Serpentijn (Serpentiniet)
Serpentijn is een mineraal dat ook wel Clinochrysotiel wordt genoemd, of Serpentiniet door geologen. Het is een magnesium-ijzer-fylosilicaat ((Mg,Fe)3Si2O5(OH)4) en komt voor in de kleuren wit, geel, rood en groen. De naam komt van het Latijnse woord ‘serpens’, wat ‘slang’ betekent. De mineralen in Serpentijn zijn in een bepaalde vorm gegroeid, die op de vorm van een slang lijken.
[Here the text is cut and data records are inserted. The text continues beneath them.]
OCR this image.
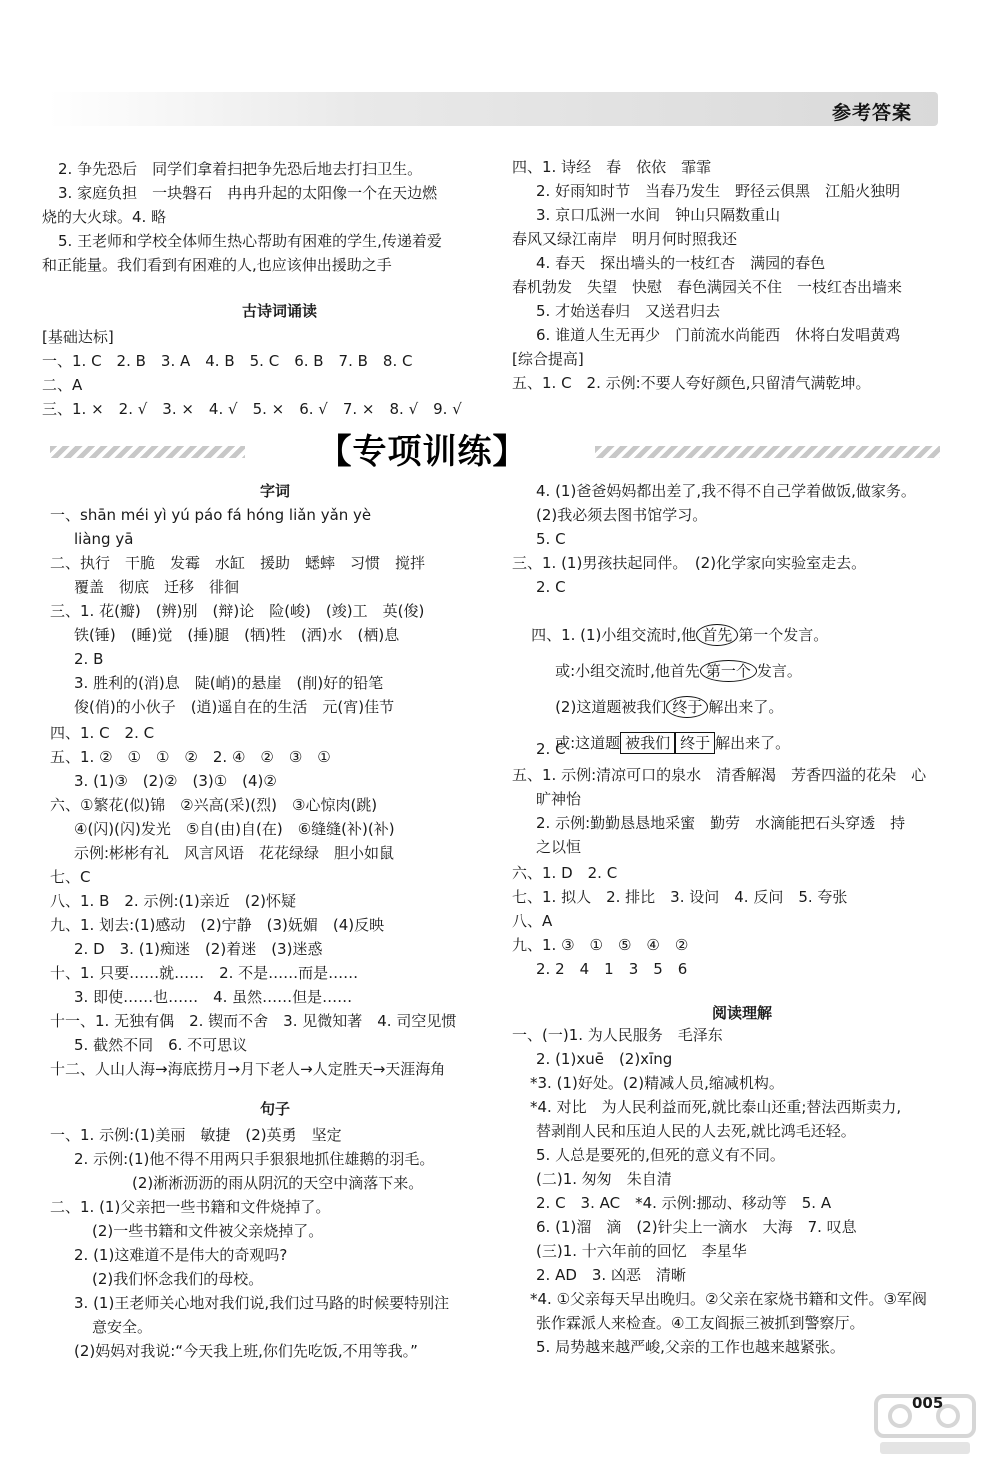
参考答案
2. 争先恐后　同学们拿着扫把争先恐后地去打扫卫生。
3. 家庭负担　一块磐石　冉冉升起的太阳像一个在天边燃
烧的大火球。4. 略
5. 王老师和学校全体师生热心帮助有困难的学生,传递着爱
和正能量。我们看到有困难的人,也应该伸出援助之手
古诗词诵读
[基础达标]
一、1. C　2. B　3. A　4. B　5. C　6. B　7. B　8. C
二、A
三、1. ×　2. √　3. ×　4. √　5. ×　6. √　7. ×　8. √　9. √
四、1. 诗经　春　依依　霏霏
2. 好雨知时节　当春乃发生　野径云俱黑　江船火独明
3. 京口瓜洲一水间　钟山只隔数重山
春风又绿江南岸　明月何时照我还
4. 春天　探出墙头的一枝红杏　满园的春色
春机勃发　失望　快慰　春色满园关不住　一枝红杏出墙来
5. 才始送春归　又送君归去
6. 谁道人生无再少　门前流水尚能西　休将白发唱黄鸡
[综合提高]
五、1. C　2. 示例:不要人夸好颜色,只留清气满乾坤。
【专项训练】
字词
一、shān méi yì yú páo fá hóng liǎn yǎn yè
liàng yā
二、执行　干脆　发霉　水缸　援助　蟋蟀　习惯　搅拌
覆盖　彻底　迁移　徘徊
三、1. 花(瓣)　(辨)别　(辩)论　险(峻)　(竣)工　英(俊)
铁(锤)　(睡)觉　(捶)腿　(牺)牲　(洒)水　(栖)息
2. B
3. 胜利的(消)息　陡(峭)的悬崖　(削)好的铅笔
俊(俏)的小伙子　(逍)遥自在的生活　元(宵)佳节
四、1. C　2. C
五、1. ②　①　①　②　2. ④　②　③　①
3. (1)③　(2)②　(3)①　(4)②
六、①繁花(似)锦　②兴高(采)(烈)　③心惊肉(跳)
④(闪)(闪)发光　⑤自(由)自(在)　⑥缝缝(补)(补)
示例:彬彬有礼　风言风语　花花绿绿　胆小如鼠
七、C
八、1. B　2. 示例:(1)亲近　(2)怀疑
九、1. 划去:(1)感动　(2)宁静　(3)妩媚　(4)反映
2. D　3. (1)痴迷　(2)着迷　(3)迷惑
十、1. 只要……就……　2. 不是……而是……
3. 即使……也……　4. 虽然……但是……
十一、1. 无独有偶　2. 锲而不舍　3. 见微知著　4. 司空见惯
5. 截然不同　6. 不可思议
十二、人山人海→海底捞月→月下老人→人定胜天→天涯海角
句子
一、1. 示例:(1)美丽　敏捷　(2)英勇　坚定
2. 示例:(1)他不得不用两只手狠狠地抓住雄鹅的羽毛。
(2)淅淅沥沥的雨从阴沉的天空中滴落下来。
二、1. (1)父亲把一些书籍和文件烧掉了。
(2)一些书籍和文件被父亲烧掉了。
2. (1)这难道不是伟大的奇观吗?
(2)我们怀念我们的母校。
3. (1)王老师关心地对我们说,我们过马路的时候要特别注
意安全。
(2)妈妈对我说:“今天我上班,你们先吃饭,不用等我。”
4. (1)爸爸妈妈都出差了,我不得不自己学着做饭,做家务。
(2)我必须去图书馆学习。
5. C
三、1. (1)男孩扶起同伴。　(2)化学家向实验室走去。
2. C

四、1. (1)小组交流时,他 首先 第一个发言。

或:小组交流时,他首先 第一个 发言。

(2)这道题被我们 终于 解出来了。

或:这道题 被我们 终于 解出来了。

2. C
五、1. 示例:清凉可口的泉水　清香解渴　芳香四溢的花朵　心
旷神怡
2. 示例:勤勤恳恳地采蜜　勤劳　水滴能把石头穿透　持
之以恒
六、1. D　2. C
七、1. 拟人　2. 排比　3. 设问　4. 反问　5. 夸张
八、A
九、1. ③　①　⑤　④　②
2. 2　4　1　3　5　6
阅读理解
一、(一)1. 为人民服务　毛泽东
2. (1)xuē　(2)xīng
*3. (1)好处。(2)精减人员,缩减机构。
*4. 对比　为人民利益而死,就比泰山还重;替法西斯卖力,
替剥削人民和压迫人民的人去死,就比鸿毛还轻。
5. 人总是要死的,但死的意义有不同。
(二)1. 匆匆　朱自清
2. C　3. AC　*4. 示例:挪动、移动等　5. A
6. (1)溜　滴　(2)针尖上一滴水　大海　7. 叹息
(三)1. 十六年前的回忆　李星华
2. AD　3. 凶恶　清晰
*4. ①父亲每天早出晚归。②父亲在家烧书籍和文件。③军阀
张作霖派人来检查。④工友阎振三被抓到警察厅。
5. 局势越来越严峻,父亲的工作也越来越紧张。
005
De naam Clinochrysotiel komt van het Oud-Griekse woord ‘klinein’, wat schuin tegen iets leunen of doen leunen’ betekent, het woord ‘chrusos’, wat ‘goud’ betekent en het woordt ‘tilos’, wat ‘vezel’ betekent. Het kan een goudkleurige, vezelige structuur aannemen, waarnaar dit mineraal genoemd is.
Vindplaatsen: Wereldwijd, maar bekende en grote vindplaatsen zijn in Brazilië, Griekenland, Italië, Nieuw-Zeeland, Rusland, VS en Zimbabwe.
Hardheid 2,5 – 4
De afmeting van deze Serpentijn stukjes is tussen de 2,9 en 4 cm en deze wegen tussen de 10 en 20 gram.